As I watched NBC's Brian Williams interview McCain and Palin last night, I found myself hearing much about McCain being tried and tested. That was his comment in response to Biden's recent "gaff" - stating that Obama will be tested by those wishing to do America harm, taking advantage of his youngness and inexeperience. This comment was related to the young Kennedy and the Cuban Missile Crisis of the 60s, and as McCain asserted that he's been tested, and he's ready. Later they commented on Powell's endorsement of Obama, and his criticism of McCain for choosing Palin as a running mate. Palin claimed she's far more experienced than Obama, which seemed to suggest that she'd be ready for a crisis or catastrophe, while Obama would not. But have any of them truly been "tested?" Are any of them experienced
to be President?
How can one be "tested" as a run for Presidency, I can't help but wonder. Of course, McCain had a strong career in the military, and was a pilot during the Cuban Missile Crisis. But is that tested? There's a fair difference, in my mind, between the one who is firing and taking the shots, and the one who's calling the shots. Would every football player make an great football coach? I once was speaking with a Software Developer who was the founder of a startup company. His position within the company was that of a Sr. Developer. I asked him why he didn't want anything more - even the Lead Developer, or the Developer Project Manager. He said he was a good developer, and could do best as a developer. He'd leave the managing to those who were managers. Even if McCain was a General instead of a Senator, I'd still see be uncertain at his "testedness" to be a President. The course of Soldier to General to President starts at Application
. I've read about McCain as a soldier, as a POW, and he made a great one - doing his best to keep up the morale of the other captive soldiers, not placing his desires and needs ahead of anyone elses. While I'm certain that attitude would remain unchanged were he to become President, I still see a disconnect between Application and Administration.
When one is under the "Application" title, they definitely get some ideas of Administration, but a large portion of it is through their experience in applying what was administered. There is little view of the thought process, the allocation of funds, of resources, the compromise, the reasoning, etc. Instead, there's a more case-by-case view - in scenario X, approach was Y taken, yielding result Z.
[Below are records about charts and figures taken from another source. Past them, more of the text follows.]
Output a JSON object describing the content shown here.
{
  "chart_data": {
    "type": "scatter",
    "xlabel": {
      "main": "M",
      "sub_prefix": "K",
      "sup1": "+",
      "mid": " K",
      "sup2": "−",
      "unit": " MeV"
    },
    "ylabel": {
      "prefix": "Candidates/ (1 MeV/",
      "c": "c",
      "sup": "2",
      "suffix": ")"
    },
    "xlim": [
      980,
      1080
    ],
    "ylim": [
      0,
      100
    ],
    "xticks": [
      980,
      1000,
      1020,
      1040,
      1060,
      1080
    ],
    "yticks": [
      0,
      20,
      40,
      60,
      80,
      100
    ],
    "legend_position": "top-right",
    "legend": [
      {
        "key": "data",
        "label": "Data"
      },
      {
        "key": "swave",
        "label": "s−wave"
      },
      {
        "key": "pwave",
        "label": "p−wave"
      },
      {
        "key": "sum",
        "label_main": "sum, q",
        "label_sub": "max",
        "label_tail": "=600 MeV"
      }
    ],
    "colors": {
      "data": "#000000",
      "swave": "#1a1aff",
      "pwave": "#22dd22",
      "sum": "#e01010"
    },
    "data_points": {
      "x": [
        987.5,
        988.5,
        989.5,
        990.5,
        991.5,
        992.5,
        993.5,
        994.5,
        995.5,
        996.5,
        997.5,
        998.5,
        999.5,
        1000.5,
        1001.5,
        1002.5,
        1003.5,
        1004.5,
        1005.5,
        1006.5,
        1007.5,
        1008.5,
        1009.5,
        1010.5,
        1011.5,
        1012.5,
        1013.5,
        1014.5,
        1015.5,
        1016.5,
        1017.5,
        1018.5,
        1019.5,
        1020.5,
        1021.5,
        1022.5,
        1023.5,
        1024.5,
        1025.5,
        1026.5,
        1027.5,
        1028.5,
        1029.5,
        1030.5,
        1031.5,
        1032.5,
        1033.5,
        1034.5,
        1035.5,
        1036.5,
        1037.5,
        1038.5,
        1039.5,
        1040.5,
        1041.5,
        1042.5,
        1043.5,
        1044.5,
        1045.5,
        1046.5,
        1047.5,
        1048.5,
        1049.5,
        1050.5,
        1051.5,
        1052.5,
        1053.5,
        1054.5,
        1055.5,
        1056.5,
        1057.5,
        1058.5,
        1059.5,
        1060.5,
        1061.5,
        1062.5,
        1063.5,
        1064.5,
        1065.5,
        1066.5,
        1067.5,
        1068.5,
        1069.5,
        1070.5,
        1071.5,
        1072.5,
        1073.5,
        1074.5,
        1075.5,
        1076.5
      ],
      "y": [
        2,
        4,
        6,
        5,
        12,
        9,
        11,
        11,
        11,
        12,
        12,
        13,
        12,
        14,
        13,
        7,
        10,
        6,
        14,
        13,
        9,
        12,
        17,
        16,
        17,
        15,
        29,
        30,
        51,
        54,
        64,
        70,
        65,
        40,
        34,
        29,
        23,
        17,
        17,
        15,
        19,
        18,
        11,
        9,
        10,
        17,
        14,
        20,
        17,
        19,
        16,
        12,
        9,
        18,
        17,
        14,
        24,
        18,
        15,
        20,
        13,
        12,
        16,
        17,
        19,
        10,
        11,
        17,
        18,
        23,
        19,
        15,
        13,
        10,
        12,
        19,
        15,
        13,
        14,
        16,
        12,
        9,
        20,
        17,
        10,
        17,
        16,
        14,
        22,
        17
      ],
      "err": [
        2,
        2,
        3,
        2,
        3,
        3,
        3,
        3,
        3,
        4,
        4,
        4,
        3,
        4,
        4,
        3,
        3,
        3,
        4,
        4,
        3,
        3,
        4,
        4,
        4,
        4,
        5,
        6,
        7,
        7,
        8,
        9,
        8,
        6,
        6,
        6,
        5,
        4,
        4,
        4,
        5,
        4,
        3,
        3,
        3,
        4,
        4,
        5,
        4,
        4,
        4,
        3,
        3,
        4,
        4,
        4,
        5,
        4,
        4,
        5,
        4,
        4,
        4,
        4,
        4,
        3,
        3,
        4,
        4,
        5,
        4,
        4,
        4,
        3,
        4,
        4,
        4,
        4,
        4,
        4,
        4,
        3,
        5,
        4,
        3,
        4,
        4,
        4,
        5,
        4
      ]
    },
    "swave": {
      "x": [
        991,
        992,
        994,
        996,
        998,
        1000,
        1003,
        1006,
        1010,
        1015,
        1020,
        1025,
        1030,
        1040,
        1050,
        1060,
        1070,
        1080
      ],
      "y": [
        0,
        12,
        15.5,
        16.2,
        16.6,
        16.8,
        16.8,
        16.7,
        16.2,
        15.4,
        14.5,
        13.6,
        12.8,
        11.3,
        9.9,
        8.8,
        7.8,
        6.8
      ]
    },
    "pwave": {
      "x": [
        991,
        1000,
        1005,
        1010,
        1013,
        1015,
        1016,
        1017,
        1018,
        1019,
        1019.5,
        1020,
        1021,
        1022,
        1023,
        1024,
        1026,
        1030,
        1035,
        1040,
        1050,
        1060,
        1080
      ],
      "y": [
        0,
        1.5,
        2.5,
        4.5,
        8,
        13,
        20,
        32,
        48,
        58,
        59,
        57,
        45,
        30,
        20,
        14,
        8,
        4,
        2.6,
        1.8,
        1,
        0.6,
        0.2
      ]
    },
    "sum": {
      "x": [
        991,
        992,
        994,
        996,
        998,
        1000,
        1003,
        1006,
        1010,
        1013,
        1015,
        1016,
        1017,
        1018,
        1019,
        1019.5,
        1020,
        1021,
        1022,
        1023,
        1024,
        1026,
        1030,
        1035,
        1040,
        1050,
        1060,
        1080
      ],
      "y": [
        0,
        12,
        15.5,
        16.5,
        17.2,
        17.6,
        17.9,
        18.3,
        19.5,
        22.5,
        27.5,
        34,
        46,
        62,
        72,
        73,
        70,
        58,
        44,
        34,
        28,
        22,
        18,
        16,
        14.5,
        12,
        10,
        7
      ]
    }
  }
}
Someone who's been an "applier" may have a lot of different case-by-case knowledge, as they've seen a variety of scenarios, variety of approaches, and variety of results. But this sort of knowledge, when put to administration, would turn out to be nothing but a trial and error approach. Not the best thing, when you're in the middle of a crisis or catastrophe.
What of McCain's time in the Senate? He's certainly had more Administrative experience than Obama, but only as a Senator. He's been Senator over the course of a few different wars, but his role within these wars have all been that of a Senator - forming subcommitees, visiting the nations, etc. I would assume - actually, I would hope - that the level of information, the level of decision making, for the President is far greater than that of a Senator. They are given the intelligence, the advice of Generals and other advisors, and the final decision rests on their shoulders. It's certainly no easy task. It's also why the role of Presidency often gets related to that of a Governor - a Governor may not send their State to war, yet their role in their state is similar to that of a President.
Frankly, I can't see Obama, McCain, Biden, or Palin having experience as President
. It may sound obvious, but none of them have been President before. None of them have dealt with catastrophies from that rare perspective. They can hope their personal experiences will lead them to being a good President, but none have had formal experience. The three men as Senators, and Palin as a Governor, may have received word that a massive hurricane was expected to hit but none of them, in their respective positions, had to call the shots.
In my mind, the only person who can ever truly be experienced for a Presidency is someone running for their second term - that is, someone who has been President before. They've sat in the chair, and they're asking to be judged on their previous performance. Otherwise, all we have to judge the candidates on is how they've handled the mini-catastrophies within their own campaigns and hope it is an accurate reflection on their own administrative abilities.